Did you know that MassBank data is now literally stored on ice for a thousand years?

At the beginning of February last year (precisely on 02.02.2020!) GitHub took a snapshot of all project repositories, put everything as QR code on durable film and deposited them into an old coal mine in Svalbard, Norway. Never heard of that place? It is also known as Spitzbergen, it was declared a demilitarised zone a hundred years ago, has permafrost, hosts the global seed vault and now also 21 terabytes of open source and open data. For a brief video (2:27 min) of that endeavour, head over to YouTube


MassBank EU, hosted at UFZ (Leipzig), is a public repository of mass spectral data for the scientific community. MassBank data are useful for the annotation of chemical compounds detected by mass spectrometry.

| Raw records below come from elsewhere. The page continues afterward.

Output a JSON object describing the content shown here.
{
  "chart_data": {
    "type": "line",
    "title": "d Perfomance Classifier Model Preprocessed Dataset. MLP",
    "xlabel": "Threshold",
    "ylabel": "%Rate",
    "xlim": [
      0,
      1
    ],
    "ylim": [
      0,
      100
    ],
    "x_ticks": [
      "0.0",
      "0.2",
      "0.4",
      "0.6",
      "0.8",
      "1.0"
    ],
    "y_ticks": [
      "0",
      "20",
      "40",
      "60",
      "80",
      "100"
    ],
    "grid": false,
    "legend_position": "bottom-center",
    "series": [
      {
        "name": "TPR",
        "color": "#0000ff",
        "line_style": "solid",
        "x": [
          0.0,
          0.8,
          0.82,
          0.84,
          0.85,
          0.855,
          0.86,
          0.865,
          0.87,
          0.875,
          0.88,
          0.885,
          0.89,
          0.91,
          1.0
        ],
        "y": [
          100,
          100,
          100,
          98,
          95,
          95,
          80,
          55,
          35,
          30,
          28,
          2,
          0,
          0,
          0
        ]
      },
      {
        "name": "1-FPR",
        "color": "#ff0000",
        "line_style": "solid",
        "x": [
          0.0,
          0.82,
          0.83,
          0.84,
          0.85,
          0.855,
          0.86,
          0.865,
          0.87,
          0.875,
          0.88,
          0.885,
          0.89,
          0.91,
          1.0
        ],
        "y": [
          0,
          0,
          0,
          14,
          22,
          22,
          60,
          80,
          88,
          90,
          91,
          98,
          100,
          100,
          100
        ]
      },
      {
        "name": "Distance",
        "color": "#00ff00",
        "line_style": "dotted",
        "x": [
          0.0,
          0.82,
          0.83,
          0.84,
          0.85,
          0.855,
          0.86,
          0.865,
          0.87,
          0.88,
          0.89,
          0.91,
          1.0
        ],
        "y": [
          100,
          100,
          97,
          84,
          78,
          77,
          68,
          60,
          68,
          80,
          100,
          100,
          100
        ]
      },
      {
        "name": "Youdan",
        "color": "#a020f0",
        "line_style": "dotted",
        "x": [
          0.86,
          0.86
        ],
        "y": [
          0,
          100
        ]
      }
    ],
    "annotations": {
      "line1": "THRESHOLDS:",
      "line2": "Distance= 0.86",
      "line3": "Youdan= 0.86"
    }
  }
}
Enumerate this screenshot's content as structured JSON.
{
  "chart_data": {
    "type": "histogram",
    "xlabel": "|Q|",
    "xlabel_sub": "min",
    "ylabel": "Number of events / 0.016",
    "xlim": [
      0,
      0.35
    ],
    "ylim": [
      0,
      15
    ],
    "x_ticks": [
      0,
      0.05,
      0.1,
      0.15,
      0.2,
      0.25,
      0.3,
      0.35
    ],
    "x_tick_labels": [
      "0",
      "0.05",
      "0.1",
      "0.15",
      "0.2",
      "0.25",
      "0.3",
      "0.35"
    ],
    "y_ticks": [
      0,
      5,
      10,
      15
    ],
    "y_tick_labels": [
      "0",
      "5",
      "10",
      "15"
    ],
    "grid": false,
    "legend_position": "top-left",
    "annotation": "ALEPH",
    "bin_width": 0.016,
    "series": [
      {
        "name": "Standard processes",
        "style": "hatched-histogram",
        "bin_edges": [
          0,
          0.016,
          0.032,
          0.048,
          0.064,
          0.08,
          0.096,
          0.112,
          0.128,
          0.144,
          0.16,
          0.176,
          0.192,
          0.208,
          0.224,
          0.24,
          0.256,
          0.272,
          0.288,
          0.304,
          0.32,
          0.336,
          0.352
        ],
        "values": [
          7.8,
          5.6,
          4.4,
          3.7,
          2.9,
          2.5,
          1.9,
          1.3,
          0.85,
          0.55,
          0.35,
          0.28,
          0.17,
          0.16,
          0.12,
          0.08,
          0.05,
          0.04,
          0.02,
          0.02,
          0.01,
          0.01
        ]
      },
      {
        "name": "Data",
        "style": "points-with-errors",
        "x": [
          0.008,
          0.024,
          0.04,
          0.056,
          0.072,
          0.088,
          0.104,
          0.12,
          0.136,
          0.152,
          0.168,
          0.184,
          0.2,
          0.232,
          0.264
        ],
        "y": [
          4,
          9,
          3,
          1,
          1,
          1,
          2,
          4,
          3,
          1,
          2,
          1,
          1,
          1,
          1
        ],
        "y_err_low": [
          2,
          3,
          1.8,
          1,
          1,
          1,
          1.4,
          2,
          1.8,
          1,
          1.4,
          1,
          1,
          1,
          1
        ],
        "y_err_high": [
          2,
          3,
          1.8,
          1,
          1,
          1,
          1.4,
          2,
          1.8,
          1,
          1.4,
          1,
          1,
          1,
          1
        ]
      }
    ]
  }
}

The MassBank records are managed in the version control system called “git” on GitHub, with all spectral data and the corresponding meta data in a human-readable record format. Such version control systems have been used by programmers to organise the software source code already for decades, and increasingly they are also adopted for research data management. The collaboration between GitHub and Zenodo allows to archive MassBank releases on Zenodo with a Digital Object Identifier, e.g., . In the scope of the NFDI4Chem, we are working on simplifying the data submission and a better integration with the other NFDI4Chem services. 

P.S.: Other developments in NFDI4Chem which are available from GitHub, such as the Chemotion ELN, are of course preserved on ice as well!